Miracle of Sound’s ‘Level 6’ album review
By Duncan Fingarson, Columnist
The most consistently amazing thing about Miracle of Sound is that, barring a few collaborations, everything is the work of one guy. Gavin Dunne, a relatively unknown independent musician from Ireland, does all the vocals, all the guitar, and with the help of virtual instrument software and a keyboard, all the other instruments too. It’s for a niche audience—most of the music is based off video games—but it’s still really good and incredibly varied. His new album, Level 6, was released last month and continues the trend. Everything in the album’s 15 genre-spanning tracks is different, and it’s all so good.
“Don’t Say a Word” is the first track, a synth-rock piece with echoing vocals and a nice, slow, background drumbeat. It’s a strong start, and it’s not even the best song on the album.
Track two, “London Town,” opens with piano and flows into guitar. There’s some great soft sections with more piano and subtle acoustic guitar, contrasted with sections of higher energy drums and electric guitar, perfect for a song about the industrial revolution.
Then there’s track three, “Lady of Worlds,” which is a duet and probably the best song on the album. The background music has a very folk sort of feel to it, with a lot of traditional-sounding strings and drums. The female vocals, performed by Gav’s friend Ailin Kennedy, are wonderful—powerful, with a touch of elegance to the delivery—while Gav’s own vocals are subdued—more spoken than sung in some places and not too overpowering. Listen to this one, if nothing else.
“Road Rage” is the first non-video game-inspired track, one of five on the album. This one pays tribute to Mad Max, opening like a dust cloud on the horizon and building slowly, the drums and guitar hitting a crescendo into full-blown, fast-paced industrial metal. You can almost hear the roaring engines in the background. This is a close second for best song.
After “Road Rage,” it’s nice to have a softer song to bring things back down. “Stay by My Side” features much quieter vocals and some truly beautiful instrumental composition. This is a very feel-good sort of song, full of wonder and peace.

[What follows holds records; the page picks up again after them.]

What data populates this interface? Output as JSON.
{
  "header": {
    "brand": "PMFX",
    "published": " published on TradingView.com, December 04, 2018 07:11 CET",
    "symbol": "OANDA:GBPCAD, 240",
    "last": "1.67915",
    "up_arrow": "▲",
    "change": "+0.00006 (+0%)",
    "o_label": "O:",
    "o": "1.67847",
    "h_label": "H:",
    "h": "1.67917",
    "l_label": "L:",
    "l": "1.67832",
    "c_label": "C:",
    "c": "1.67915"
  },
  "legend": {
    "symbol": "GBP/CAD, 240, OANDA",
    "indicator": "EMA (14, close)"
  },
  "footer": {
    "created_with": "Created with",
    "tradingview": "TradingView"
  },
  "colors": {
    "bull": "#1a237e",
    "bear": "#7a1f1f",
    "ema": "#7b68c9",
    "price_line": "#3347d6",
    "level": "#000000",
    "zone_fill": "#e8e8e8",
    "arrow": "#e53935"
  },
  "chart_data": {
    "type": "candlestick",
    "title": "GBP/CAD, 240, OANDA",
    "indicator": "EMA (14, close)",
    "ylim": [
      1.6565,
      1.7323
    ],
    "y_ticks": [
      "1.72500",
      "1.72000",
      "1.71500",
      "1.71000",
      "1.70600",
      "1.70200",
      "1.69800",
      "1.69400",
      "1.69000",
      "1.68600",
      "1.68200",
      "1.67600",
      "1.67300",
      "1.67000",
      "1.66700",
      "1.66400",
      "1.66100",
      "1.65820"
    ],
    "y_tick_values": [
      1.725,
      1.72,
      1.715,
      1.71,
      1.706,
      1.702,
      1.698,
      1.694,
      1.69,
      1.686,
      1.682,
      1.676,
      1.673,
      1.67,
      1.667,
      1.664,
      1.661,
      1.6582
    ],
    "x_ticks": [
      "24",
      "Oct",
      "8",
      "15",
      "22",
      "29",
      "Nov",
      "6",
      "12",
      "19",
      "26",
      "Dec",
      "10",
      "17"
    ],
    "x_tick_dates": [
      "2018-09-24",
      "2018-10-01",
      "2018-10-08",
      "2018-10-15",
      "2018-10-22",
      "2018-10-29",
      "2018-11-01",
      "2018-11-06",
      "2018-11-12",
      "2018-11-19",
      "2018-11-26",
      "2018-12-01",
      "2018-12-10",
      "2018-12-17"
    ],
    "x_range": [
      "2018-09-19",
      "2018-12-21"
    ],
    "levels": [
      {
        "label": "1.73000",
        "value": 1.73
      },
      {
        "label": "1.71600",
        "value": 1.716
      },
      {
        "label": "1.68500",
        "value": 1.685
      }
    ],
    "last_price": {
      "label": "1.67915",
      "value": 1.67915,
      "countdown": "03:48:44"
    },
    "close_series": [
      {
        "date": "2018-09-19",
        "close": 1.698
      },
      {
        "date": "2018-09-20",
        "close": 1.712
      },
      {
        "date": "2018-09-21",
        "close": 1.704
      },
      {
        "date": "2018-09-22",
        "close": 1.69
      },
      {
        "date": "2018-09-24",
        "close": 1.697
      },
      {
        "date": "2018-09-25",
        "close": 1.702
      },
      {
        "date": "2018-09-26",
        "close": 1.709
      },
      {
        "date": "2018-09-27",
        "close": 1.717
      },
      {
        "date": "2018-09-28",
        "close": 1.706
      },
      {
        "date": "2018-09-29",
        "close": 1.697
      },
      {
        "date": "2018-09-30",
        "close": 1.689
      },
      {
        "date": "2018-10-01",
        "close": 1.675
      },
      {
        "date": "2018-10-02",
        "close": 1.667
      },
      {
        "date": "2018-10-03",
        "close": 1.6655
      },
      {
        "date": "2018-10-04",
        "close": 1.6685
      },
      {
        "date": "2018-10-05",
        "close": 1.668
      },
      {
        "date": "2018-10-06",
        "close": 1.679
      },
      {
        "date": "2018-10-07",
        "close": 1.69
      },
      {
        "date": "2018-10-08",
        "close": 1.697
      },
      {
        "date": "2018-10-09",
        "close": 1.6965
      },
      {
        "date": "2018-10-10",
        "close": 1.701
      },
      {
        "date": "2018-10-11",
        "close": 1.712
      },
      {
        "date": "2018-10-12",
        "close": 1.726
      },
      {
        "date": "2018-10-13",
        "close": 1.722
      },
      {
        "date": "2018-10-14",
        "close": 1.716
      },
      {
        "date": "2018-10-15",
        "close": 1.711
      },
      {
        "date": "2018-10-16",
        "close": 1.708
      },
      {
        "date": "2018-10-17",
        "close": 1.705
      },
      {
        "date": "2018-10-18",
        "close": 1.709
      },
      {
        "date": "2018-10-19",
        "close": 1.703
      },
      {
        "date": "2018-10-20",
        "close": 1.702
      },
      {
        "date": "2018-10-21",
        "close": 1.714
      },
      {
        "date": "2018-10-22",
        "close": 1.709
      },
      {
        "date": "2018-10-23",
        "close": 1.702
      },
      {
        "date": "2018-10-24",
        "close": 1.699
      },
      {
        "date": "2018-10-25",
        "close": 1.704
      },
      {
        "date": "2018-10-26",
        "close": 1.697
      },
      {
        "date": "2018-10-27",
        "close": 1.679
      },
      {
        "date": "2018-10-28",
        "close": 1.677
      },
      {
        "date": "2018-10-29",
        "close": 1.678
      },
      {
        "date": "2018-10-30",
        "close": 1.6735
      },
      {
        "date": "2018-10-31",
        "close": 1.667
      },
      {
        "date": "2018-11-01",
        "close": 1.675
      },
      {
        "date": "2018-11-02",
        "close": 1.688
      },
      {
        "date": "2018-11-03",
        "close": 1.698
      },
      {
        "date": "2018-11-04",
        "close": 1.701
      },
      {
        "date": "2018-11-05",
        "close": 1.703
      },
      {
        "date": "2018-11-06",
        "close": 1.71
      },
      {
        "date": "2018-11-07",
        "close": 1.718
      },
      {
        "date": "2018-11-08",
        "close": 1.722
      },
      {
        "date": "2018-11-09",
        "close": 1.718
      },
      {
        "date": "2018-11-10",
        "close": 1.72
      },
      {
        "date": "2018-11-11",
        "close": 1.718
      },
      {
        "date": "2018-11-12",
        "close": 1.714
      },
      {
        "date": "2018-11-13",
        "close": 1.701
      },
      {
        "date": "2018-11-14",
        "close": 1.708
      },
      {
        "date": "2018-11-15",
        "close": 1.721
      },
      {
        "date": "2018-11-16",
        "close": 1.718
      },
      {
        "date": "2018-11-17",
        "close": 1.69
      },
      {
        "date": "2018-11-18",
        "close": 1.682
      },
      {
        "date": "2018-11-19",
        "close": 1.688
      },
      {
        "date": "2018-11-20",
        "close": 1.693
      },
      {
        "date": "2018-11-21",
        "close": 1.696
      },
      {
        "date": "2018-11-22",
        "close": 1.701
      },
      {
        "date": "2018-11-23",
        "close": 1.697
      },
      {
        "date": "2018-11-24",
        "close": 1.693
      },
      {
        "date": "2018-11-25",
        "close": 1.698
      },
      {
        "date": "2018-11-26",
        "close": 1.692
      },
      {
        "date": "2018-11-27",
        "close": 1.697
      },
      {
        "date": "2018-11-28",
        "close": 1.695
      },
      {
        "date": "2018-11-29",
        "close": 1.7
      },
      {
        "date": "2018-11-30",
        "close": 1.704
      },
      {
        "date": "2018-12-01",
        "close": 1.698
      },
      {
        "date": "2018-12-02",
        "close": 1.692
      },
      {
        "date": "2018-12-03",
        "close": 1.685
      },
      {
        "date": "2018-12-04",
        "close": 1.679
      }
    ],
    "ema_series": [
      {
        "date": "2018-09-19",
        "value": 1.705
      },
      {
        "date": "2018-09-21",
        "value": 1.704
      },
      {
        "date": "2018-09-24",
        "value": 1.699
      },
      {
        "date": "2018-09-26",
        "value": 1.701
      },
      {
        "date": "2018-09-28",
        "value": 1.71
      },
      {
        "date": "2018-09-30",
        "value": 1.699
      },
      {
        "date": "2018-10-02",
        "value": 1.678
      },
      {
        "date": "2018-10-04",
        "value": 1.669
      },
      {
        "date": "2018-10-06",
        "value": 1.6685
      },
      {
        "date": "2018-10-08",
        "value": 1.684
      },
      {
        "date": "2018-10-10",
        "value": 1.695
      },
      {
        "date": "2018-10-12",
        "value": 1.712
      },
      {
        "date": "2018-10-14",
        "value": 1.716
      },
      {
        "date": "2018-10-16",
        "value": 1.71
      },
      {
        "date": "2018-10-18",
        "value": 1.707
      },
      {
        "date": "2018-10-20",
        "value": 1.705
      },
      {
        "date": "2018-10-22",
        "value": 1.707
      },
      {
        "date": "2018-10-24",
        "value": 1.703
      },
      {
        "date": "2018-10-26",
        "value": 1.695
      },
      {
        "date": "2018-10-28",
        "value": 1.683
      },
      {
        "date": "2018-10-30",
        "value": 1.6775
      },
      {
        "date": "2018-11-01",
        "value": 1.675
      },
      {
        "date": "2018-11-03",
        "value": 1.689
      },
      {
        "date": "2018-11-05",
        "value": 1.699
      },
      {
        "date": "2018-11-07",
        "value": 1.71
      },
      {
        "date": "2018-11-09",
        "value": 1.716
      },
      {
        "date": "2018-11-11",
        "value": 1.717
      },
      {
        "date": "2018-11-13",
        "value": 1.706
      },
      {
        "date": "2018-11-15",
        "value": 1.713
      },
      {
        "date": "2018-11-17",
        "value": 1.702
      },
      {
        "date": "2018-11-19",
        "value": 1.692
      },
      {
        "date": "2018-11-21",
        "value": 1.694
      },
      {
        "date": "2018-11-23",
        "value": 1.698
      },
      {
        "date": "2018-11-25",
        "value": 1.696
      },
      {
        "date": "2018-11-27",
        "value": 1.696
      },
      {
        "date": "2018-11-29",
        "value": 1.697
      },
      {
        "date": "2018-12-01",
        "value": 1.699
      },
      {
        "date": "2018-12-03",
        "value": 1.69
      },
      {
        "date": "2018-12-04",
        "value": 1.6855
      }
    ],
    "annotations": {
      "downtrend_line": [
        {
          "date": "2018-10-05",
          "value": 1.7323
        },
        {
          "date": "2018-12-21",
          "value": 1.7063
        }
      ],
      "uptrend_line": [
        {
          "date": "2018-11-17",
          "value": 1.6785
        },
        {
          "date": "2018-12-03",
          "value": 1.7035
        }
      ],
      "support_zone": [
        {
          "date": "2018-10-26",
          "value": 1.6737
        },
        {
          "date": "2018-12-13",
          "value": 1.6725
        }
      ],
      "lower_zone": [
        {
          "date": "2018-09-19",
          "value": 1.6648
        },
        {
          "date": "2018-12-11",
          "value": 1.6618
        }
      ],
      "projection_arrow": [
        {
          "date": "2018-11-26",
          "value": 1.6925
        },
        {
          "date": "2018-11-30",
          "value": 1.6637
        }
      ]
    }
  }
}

It’s followed by “Going Nuclear,” a fun, bouncy little tune that sounds like it could have come right out of the ’50s. It’s the shortest track on the album, and a lot of effort has gone into making it sound authentically old. From the vinyl record scratch at the opening to the sparse instrumentals, it’s hard to believe this one was recorded on modern equipment. Anyone who loves classic jukebox numbers will love this.
From the ’50s, it’s onto the ’70s with “Friends,” inspired by Guardians of the Galaxy. There’s a lot of funk and disco in here, and the lyrics touch unsurprisingly on friendship and having a few good buddies to fall back on when the going gets rough.
The next song is also about a comic character, but this time it’s one of DC’s: Batman! “I Am the Night” isn’t the first Batman song Gav has done, and musically it’s pretty close to the last ones. It’s dark, it’s gothic, it’s brooding. It’s Batman. What more could you ask for?
“Evacuate” is somewhat unique, one of two that wasn’t inspired by a particular other work. The second is track 13, “Metasonic,” which is instrumental. “Evacuate” has lyrics, dealing with loss, learning to move on, and staying positive during hard times. It’s a surprisingly fun track for its subject matter.
“My Shooting Star” is for fans of Firefly, Joss Whedon’s space western, and it really nails the western vibe. This one sounds like it wouldn’t be out of place around a campfire in the middle of the desert.
“Paleblood Moon” somehow manages to out-gothic the Batman track. It opens with distant bells and chanting choirs, and is backed by a dark, dense, brooding orchestral score. I think I heard a wolf howl in there, too. Words can’t really do it justice—this is a complex piece and it works really well.
“Friends to Foes” is the Halo track, a straightforward rock song with just enough piano and string music to place it alongside the Halo original soundtracks. It’s big, it’s bombastic, and it’s a lot of fun, but there’s some notes of loss to go along with it. It gets melancholic at times, but never for too long.
The album’s original tracks finish up with “I am Pudge,” a funny song with groaning vocals and big bumbling tubas. Just try not to picture a fat butcher tromping about during this one—it can’t be done.
The last song on the album is a remastering of an older track. “Hard Cash 2015” would be my favourite, but I’m discounting it because it’s not new for this album. It’s still great, with updated heavier basslines and less airy vocals, but it keeps its roots. This song is ’80s, Miami Beach and desperation, synth and Ray-Bans. Easily the best of the three Grand Theft Auto V songs Gav did, this one surprised me when I first heard it and grew on me since then. I still love it today.
Bottom line: this is a fantastic album by a great artist. Listen to it if you haven’t, buy it if you love it, and rock on.